Noukette 08/10/2014 23:20

Il me fait toujours autant envie je dois dire, j'aime bien l'eau de rose moi ! ;-)

Hélène 09/10/2014 08:48

De temps en temps cela fait du bien, c'est vrai !

Theoma 08/10/2014 10:41

Malgré les convenances, j'ai marché. Je l'ai lu en Angleterre, l'ambiance, tout y étais.

Hélène 09/10/2014 08:47

Je reconnais que l'ambiance est là, mais les bons sentiments m'ont gênée

Tiphanie 07/10/2014 19:45

Cette lecture me tente beaucoup!

Hélène 09/10/2014 08:47

Elle est plaisante !

sous les galets 06/10/2014 17:58

Tu sais que c'est incroyable, j'ai aimé profondément cette lecture et pourtant je déteste les choc-litt et les histoires d'amour. Je crois que je ne l'aurais pas qualifiée comme ça d'ailleurs. Il va pourtant falloir que je me fasse une raison quand même, puisque tout le monde y voit quelque chose de sentimental. Etrangement, je n'ai retenu que le personnage d'Elise que j'ai vraiment aimé, et surtout l'histoire d'une période, d'un monde qui se termine. Je ne m'explique pas moi-même mon enthousiasme, bien réel pourtant !!
Peut-être que je suis en pleine mutation

Hélène 07/10/2014 08:26

Comme quoi les ressentis peuvent être vraiment différent d'une personne à l'autre, c'est aussi ce que nous apprend la blogo. Je pense que tout dépend aussi de la période durant laquelle nous lisons le livre, période de notre vie, période de l'année. Il n'en reste pas moins que la relation d'Elise avec les hommes m'a semblée très surfaite...

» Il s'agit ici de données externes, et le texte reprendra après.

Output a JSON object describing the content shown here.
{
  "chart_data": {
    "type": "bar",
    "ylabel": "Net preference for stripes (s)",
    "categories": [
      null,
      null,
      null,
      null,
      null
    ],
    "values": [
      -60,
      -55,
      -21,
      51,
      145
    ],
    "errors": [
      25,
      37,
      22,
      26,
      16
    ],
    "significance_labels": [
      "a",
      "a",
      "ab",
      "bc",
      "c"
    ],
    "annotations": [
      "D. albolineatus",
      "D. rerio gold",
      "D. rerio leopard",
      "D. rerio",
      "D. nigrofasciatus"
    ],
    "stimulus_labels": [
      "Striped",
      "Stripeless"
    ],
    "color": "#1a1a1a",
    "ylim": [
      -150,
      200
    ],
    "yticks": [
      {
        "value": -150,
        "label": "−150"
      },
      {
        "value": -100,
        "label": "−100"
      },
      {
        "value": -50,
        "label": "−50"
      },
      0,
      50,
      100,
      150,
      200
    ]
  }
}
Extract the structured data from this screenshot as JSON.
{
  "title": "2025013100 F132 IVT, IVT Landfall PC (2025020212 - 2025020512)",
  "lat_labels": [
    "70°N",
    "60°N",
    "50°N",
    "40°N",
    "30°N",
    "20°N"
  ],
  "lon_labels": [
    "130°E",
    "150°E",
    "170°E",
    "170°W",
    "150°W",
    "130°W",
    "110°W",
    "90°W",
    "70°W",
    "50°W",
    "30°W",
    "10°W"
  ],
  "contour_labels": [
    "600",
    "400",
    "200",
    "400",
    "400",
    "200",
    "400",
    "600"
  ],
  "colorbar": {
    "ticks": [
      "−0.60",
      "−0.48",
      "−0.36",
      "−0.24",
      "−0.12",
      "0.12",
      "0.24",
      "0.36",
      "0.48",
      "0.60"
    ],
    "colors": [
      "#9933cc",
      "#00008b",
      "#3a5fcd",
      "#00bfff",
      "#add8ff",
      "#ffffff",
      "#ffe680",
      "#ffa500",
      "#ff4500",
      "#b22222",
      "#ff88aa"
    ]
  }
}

Alex-Mot-à-Mots 04/10/2014 20:12

Une lecture qui frôle l'eau de rose, mais pas tout à fait.

Hélène 07/10/2014 08:23

mais presque ...

Luocine 04/10/2014 11:29

Je partage ton avis , j avais adoré "jack Rosenblum rêve en anglais.

Hélène 07/10/2014 08:23

Je le note !

jerome 03/10/2014 19:48

Clairement, je n'en ferai pas une priorité.

Hélène 07/10/2014 08:23

Clairement, tu as raison !

Valérie 03/10/2014 19:27

Nos avis sont proches.

Hélène 07/10/2014 08:23

Oui j'ai lu ça...

cristie 03/10/2014 16:40

Oui mais non ! ;-)

Hélène 07/10/2014 08:23

Non hein ;)

Aifelle 03/10/2014 08:23

Romance à l'eau de rose, je peux te l'accorder ... mais j'ai tout de même été conquise par l'ensemble, le côté si anglais. En plus, je ne connaissais pas ce problème de village réquisitionné, le contexte historique est intéressant.

Hélène 07/10/2014 08:22

L'absence de psychologie m'a gênée !

Laure 03/10/2014 08:20

Il est là, en attente quelque part, et je n'arrive pas vraiment à me motiver pour le lire ...

Hélène 07/10/2014 08:22

Il se lit bien.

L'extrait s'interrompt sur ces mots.